Pissarides: Everyone thought it would be over in a few months. I just felt so exhausted trying to put an end and start date to it, and I just decided to focus on my practical work, which was good for me. I have never liked the idea of making work and it not going anywhere—I make it to be seen and to touch people. This is the first time I have been making work when I didn’t know where it was going to go.
Wagner: How did that change your art?
Pissarides: I took greater risks. I used certain colors and patterns I’ve wanted to use but never have because I think they’re obvious or cheesy or too much, like maybe my taste is too much. It’s given me total freedom in a weird way, because this time has been anything but freedom. But work-wise, I’ve been able to do and choose what I want.
Wagner: When you sell pieces you’ve worked hard on, do you ever have a hard time letting it go?

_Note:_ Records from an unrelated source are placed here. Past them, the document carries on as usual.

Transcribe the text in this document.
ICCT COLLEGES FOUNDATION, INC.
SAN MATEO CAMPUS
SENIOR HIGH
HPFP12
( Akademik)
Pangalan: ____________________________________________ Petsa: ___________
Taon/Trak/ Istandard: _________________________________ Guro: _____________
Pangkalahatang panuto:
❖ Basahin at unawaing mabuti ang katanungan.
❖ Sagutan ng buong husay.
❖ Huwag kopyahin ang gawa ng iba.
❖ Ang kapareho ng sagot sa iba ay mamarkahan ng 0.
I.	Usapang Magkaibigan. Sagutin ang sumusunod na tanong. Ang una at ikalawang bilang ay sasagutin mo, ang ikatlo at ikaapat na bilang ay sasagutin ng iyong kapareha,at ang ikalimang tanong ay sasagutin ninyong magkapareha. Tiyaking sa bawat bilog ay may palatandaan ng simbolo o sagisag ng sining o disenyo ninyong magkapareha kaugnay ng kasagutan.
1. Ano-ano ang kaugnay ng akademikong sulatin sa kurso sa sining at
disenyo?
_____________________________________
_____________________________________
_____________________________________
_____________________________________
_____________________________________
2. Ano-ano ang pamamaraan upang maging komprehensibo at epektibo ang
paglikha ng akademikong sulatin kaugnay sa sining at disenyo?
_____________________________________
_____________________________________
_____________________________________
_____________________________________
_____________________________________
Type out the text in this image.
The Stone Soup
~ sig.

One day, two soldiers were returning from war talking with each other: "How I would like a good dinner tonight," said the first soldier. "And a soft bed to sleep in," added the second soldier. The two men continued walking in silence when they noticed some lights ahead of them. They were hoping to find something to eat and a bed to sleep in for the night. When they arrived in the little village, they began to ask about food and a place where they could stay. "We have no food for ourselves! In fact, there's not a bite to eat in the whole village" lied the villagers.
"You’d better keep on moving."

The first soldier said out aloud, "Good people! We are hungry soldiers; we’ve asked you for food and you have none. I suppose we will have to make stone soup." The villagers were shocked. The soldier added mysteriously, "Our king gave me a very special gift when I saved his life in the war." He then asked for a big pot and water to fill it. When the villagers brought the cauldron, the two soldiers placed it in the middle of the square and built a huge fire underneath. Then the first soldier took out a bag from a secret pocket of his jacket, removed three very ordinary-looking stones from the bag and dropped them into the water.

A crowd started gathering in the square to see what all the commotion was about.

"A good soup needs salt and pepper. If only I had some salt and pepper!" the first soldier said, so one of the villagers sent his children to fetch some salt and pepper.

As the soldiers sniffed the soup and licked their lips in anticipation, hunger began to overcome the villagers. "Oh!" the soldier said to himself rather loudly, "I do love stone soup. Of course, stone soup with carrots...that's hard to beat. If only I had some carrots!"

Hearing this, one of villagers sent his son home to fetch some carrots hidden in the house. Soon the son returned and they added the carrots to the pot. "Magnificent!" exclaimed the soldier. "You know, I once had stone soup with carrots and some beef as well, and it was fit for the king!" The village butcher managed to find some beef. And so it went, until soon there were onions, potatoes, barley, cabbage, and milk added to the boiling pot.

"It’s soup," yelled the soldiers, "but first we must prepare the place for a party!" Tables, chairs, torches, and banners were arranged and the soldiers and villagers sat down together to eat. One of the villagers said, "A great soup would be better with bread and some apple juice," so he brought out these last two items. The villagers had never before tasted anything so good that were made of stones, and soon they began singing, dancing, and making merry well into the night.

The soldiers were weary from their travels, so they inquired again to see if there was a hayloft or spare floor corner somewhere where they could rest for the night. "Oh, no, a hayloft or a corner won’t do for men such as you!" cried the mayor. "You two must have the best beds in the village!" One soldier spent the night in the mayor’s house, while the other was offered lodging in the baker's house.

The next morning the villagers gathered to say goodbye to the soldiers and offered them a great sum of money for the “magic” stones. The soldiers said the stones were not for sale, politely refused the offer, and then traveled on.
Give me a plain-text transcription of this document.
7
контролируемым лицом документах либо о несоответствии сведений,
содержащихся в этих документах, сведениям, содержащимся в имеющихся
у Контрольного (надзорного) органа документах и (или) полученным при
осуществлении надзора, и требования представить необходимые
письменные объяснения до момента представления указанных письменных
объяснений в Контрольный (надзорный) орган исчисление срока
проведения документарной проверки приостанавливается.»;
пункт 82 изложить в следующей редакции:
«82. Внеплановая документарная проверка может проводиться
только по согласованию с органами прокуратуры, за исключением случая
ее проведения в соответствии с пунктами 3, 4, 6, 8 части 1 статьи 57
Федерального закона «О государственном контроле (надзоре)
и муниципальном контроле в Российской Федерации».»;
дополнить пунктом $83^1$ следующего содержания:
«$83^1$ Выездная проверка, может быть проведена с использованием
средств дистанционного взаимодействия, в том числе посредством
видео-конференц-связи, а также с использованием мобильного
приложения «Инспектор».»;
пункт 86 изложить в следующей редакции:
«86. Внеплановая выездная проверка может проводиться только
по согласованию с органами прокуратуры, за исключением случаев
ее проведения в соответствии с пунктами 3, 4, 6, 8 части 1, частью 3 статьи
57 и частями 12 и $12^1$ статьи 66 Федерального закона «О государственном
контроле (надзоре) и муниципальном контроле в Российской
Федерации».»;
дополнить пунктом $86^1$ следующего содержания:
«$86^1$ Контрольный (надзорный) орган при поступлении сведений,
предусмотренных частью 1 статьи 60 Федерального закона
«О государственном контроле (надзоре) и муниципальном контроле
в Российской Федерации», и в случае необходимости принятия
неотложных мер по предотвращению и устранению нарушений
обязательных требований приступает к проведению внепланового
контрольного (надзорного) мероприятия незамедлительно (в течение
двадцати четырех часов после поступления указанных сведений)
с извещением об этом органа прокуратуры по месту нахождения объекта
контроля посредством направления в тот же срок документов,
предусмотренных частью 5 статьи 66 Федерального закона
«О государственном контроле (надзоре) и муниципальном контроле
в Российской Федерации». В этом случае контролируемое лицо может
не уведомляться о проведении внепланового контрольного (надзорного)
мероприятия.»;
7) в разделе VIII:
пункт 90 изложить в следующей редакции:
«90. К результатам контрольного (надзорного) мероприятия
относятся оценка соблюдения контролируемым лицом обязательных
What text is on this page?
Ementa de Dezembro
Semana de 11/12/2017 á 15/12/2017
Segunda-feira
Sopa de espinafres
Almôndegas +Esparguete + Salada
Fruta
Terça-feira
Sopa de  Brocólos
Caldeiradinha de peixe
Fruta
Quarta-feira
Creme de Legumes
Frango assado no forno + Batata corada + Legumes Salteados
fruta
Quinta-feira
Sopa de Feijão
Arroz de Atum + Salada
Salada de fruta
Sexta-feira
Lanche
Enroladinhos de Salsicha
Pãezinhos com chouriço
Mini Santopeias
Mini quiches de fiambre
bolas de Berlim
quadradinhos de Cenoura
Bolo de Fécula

Pissarides: When I’m making the work, I take so much care of it I feel like it’s a child. I’m helping it stand up, or dry, or cure, or not get scratched. And when it’s done, I want it to fly the nest immediately. The work has a life of its own.
About the Artist:
Miranda Pissarides is an independent artist currently living and working in London. She works predominantly in painting and sculpture, as well as taxidermy, mosaic, and drawing. She was trained at the Slade School of Fine Art, University College, London, from which she graduated in 2012 with a BA in Fine Art and Theory. Her sculptures were selected for an exhibition at the Saatchi Gallery, and, in 2019, she exhibited her biggest sculpture to date, Violet, at the Plutschow Gallery alongside Pier Paolo Calzolari, Keith Haring, Leon Löwentraut, Joyce Pensato, Larry Poons, Pruitt + Early, Mimmo Rotella, Julian Schnabel, Frank Stella and Andy Warhol. She is currently exhibiting a solo show in New York City, at Edelman Arts.